Souleymane Cissé en quatre films emblématiques

Souleymane Cissé en quatre films emblématiques

Yeelen (La Lumière)
Yeelen (La Lumière) MUBI

Le cinéaste malien, 83 ans, recevra le Carrosse d’or ce 17 mai pendant la cérémonie d’ouverture de la Quinzaine des cinéastes, succédant entre autres à Jane Campion, Martin Scorsese ou Kelly Reichardt. Retour sur une œuvre pionnière du cinéma africain.


Den Musso (La Jeune Fille), 1975

C’est le film que la Quinzaine des cinéastes a choisi de projeter avant de remettre le Carrosse d’or à Souleymane Cissé. Le premier long métrage du réalisateur, tourné en 16 mm, après plusieurs courts métrages et le moyen métrage Cinq jours d’une vie, en 1971. L’histoire d’une femme muette qui tombe enceinte après avoir été violée, drame qui la conduira à être rejetée par sa famille. En choisissant une muette comme héroïne de son premier film, c’est la confiscation de la parole que le cinéaste met en scène, celle des femmes, en premier lieu, et plus largement des opprimés, que cet humaniste revendiqué n’aura de cesse de filmer.
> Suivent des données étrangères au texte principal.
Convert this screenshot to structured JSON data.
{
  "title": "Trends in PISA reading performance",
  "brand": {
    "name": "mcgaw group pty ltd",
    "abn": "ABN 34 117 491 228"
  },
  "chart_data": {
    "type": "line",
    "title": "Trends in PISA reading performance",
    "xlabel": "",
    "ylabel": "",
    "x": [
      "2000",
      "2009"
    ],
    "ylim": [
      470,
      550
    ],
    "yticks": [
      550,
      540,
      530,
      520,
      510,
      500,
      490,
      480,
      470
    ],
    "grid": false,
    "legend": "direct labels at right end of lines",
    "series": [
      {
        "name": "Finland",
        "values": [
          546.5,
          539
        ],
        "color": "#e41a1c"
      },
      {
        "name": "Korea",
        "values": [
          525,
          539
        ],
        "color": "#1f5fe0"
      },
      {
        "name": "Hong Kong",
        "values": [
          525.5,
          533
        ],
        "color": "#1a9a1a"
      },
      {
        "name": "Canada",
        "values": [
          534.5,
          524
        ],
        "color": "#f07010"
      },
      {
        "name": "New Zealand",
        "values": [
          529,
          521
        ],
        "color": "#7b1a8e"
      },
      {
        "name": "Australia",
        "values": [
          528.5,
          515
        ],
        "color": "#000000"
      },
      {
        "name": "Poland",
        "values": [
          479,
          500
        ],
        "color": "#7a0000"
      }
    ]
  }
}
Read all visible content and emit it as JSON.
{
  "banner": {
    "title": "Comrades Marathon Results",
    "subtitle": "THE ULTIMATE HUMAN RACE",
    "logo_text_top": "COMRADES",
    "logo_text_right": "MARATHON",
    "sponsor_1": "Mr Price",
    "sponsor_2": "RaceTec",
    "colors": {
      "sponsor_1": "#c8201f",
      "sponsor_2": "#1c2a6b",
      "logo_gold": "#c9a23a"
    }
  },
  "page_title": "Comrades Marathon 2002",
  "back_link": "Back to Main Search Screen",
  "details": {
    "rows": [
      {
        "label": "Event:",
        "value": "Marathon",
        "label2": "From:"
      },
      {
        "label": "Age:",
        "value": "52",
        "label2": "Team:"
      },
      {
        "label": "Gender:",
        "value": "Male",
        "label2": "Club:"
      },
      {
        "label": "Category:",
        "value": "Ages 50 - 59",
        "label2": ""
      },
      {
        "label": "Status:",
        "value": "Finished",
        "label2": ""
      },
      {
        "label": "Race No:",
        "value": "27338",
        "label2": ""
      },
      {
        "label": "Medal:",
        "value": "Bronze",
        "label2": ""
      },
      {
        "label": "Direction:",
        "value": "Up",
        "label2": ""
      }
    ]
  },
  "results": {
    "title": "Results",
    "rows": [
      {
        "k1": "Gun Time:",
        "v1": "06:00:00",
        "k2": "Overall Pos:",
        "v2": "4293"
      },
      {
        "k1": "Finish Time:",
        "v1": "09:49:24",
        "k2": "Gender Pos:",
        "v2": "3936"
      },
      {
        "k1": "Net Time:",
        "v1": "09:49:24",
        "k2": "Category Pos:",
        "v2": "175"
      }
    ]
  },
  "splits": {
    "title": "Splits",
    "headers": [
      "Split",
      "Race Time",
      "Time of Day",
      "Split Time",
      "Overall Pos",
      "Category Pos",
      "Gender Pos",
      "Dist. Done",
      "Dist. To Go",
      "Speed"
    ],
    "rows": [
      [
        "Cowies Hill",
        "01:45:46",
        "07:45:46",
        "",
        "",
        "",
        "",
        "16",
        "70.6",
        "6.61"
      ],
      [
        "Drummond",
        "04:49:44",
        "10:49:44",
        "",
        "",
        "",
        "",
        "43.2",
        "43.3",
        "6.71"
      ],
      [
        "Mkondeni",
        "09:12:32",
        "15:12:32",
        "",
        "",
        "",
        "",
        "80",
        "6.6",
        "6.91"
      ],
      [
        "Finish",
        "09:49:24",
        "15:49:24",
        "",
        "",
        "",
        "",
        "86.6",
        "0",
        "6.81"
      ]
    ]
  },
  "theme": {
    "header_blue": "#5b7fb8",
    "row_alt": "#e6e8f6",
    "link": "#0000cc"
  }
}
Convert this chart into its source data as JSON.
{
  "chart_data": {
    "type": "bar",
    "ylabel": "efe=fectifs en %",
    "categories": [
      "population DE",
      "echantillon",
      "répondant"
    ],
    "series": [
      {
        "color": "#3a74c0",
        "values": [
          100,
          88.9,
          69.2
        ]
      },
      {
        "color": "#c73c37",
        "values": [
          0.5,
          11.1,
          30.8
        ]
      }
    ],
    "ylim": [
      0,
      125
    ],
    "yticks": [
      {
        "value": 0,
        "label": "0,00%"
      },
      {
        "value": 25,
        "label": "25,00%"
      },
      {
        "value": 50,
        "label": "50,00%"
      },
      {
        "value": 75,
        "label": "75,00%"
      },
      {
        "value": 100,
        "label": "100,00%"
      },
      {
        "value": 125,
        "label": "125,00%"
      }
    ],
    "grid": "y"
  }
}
Mais Den Musso – qui est aussi le premier long métrage de fiction malien tourné en langue bambara – sera mal perçu par les autorités du pays : interdit d’exploitation pendant trois ans, il vaut à Souleymane Cissé plusieurs jours de prison, dont il sortira grâce à la mobilisation de l’écrivain Ousmane Sembène. Ce premier essai bénéficie également de l’expérience du réalisateur : né en 1940 à Bamako, Souleymane Cissé avait eu la vocation du cinéma après avoir été marqué par un documentaire sur l’arrestation de Patrice Lumumba [ancien Premier ministre de la République démocratique du Congo dans les années 1960, ndlr]. Parti apprendre les métiers du cinéma à l’Institut VGIK de Moscou, il était ensuite devenu documentariste et cameraman-reporter pour le ministère de l’Information du Mali, emploi qui lui permit de parcourir son pays en tous sens.

Finyé (Le Vent), 1982

Après Baara (Le Porteur), en 1978, qui racontait la révolte d’ouvriers maliens et témoignait du regard très politique que portait Souleymane Cissé sur les mutations de son pays, le réalisateur signe Finyé (Le Vent), sur les amours contrariées de deux jeunes Maliens sur fond de soulèvement étudiant. Témoignant d’un certain désespoir d’une société malienne écartelée entre tradition et modernité, le réalisateur dénonce aussi l’impunité d’une police arbitraire, réfléchit à la condition féminine, dans une forme à la fois poétique et politique. Ce film marque sa première sélection au Festival de Cannes, dans la section Un certain regard. L’année suivante, il sera membre du jury remettant la Palme d’or.

Yeelen (La Lumière), 1987

Au Mali, à une époque indéterminée, comme immémoriale, un jeune homme aux pouvoirs magiques entame un parcours initiatique pour échapper à son père, un grand sorcier qui veut le tuer. Il parcourt le pays à la recherche de son oncle, qui pourrait l’aider… Cette fable, mise en scène avec une formidable économie de moyens qui n’empêche nullement l’ampleur mythologique, est une réflexion poétique sur la question du conflit des générations et sur la puissance des mythes. Présenté en compétition au Festival de Cannes 1987 (l’année de la Palme d’or de Sous le soleil de Satan), Yeelen reçoit le prix du jury présidé par Yves Montand et permet à Souleymane Cissé de devenir le premier cinéaste d’Afrique noire à obtenir une récompense pour un film présenté en sélection officielle. Yeelen sera également le plus grand succès de Souleymane Cissé en France, avec plus de 340?000 entrées en salles.

Waati (Le Temps), 1995

En 1987, recevant son prix cannois pour Yeelen, Souleymane Cissé l’avait dédié à ceux qui n’avaient pas droit à la parole. Dans Le Monde, la journaliste Danièle Heymann s’interrogeait : « Qui étaient ces muets-là ? Les gens de son pays, le Mali ? Les autres cinéastes africains ? Tous les Noirs de la planète ? » Au moment de présenter Waati, en 1995, le cinéaste apporte la réponse : il pensait ce jour-là aux techniciens sud-africains qui avaient travaillé sur Yeelen. Et c’est sur fond d’Apartheid sud-africain que se déroule justement son long métrage suivant, Waati, film ample, long (2 h 20), que le réalisateur aura mis sept ans à mener à bien. Waati suit le parcours, de l’enfance à l’âge adulte, d’une enfant noire qui va quitter l’Afrique du Sud pour parcourir le continent africain, de la Côte d’Ivoire au Mali et jusqu’à la Namibie, « où la terre semble avoir commencé ».